Ante el asesinato del presidente electo, Álvaro Obregón en 1928, y de cara a los trascendentales eventos de la designación del presidente provisional y de la nominación del que competiría en los comicios para elegir a quien encabezaría el gobierno de 1931 a 1934, Calles, posterior a rendir su cuarto y último informe, planteó la ruta política para encaminar el proceso que permitiría solventar la situación tremendamente compleja de entonces; el sonorense realizó un cónclave con los principales generales de la que, en voz del general Andrew Almazán, se llegó el acuerdo, conforme a los planteamientos del presidente Calles, de que ningún general debería llegar a la candidatura presidencial, ni para el caso del provisional, ni para la elección constitucional.
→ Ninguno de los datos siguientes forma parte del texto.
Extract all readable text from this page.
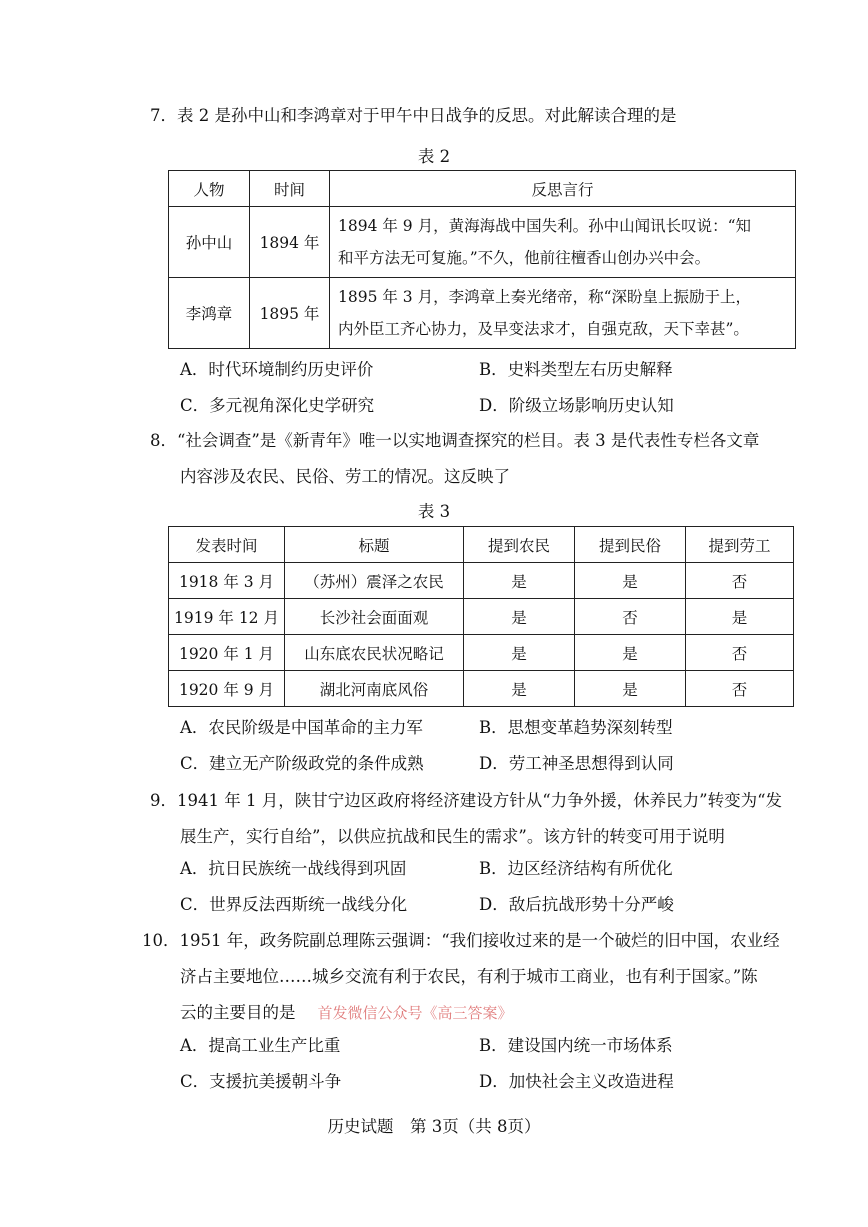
7．表 2 是孙中山和李鸿章对于甲午中日战争的反思。对此解读合理的是
表 2
人物	时间	反思言行
孙中山	1894 年	1894 年 9 月，黄海海战中国失利。孙中山闻讯长叹说：“知
和平方法无可复施。”不久，他前往檀香山创办兴中会。

李鸿章	1895 年	1895 年 3 月，李鸿章上奏光绪帝，称“深盼皇上振励于上，
内外臣工齐心协力，及早变法求才，自强克敌，天下幸甚”。
A．时代环境制约历史评价	B．史料类型左右历史解释
C．多元视角深化史学研究	D．阶级立场影响历史认知
8．“社会调查”是《新青年》唯一以实地调查探究的栏目。表 3 是代表性专栏各文章
内容涉及农民、民俗、劳工的情况。这反映了
表 3
发表时间	标题	提到农民	提到民俗	提到劳工
1918 年 3 月	（苏州）震泽之农民	是	是	否
1919 年 12 月	长沙社会面面观	是	否	是
1920 年 1 月	山东底农民状况略记	是	是	否
1920 年 9 月	湖北河南底风俗	是	是	否
A．农民阶级是中国革命的主力军	B．思想变革趋势深刻转型
C．建立无产阶级政党的条件成熟	D．劳工神圣思想得到认同
9．1941 年 1 月，陕甘宁边区政府将经济建设方针从“力争外援，休养民力”转变为“发
展生产，实行自给”，以供应抗战和民生的需求”。该方针的转变可用于说明
A．抗日民族统一战线得到巩固	B．边区经济结构有所优化
C．世界反法西斯统一战线分化	D．敌后抗战形势十分严峻
10．1951 年，政务院副总理陈云强调：“我们接收过来的是一个破烂的旧中国，农业经
济占主要地位……城乡交流有利于农民，有利于城市工商业，也有利于国家。”陈
云的主要目的是 首发微信公众号《高三答案》
A．提高工业生产比重	B．建设国内统一市场体系
C．支援抗美援朝斗争	D．加快社会主义改造进程
历史试题　第 3页（共 8页）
A pesar de lo anterior, el general José Gonzalo Escobar en compañía de otros militares de alto rango, encabezó una rebelión armada que fue conjurada por el propio Calles, cuyo estallamiento tuvo lugar justo cuando se realizaba la Convención constitutiva del PNR en marzo de 1929. Otros hechos habrían de ocurrir en el marco de la participación de integrantes y líderes del Ejército en la lucha por el poder político, como fue el levantamiento del general Saturnino Cedillo en contra del gobierno de Lázaro Cárdenas en 1938, y después, por la vía de la participación formal en las candidaturas presidenciales, la de Juan Andrew Almazán para los comicios de 1940 y la del general Miguel Henríquez Guzmán en 1952.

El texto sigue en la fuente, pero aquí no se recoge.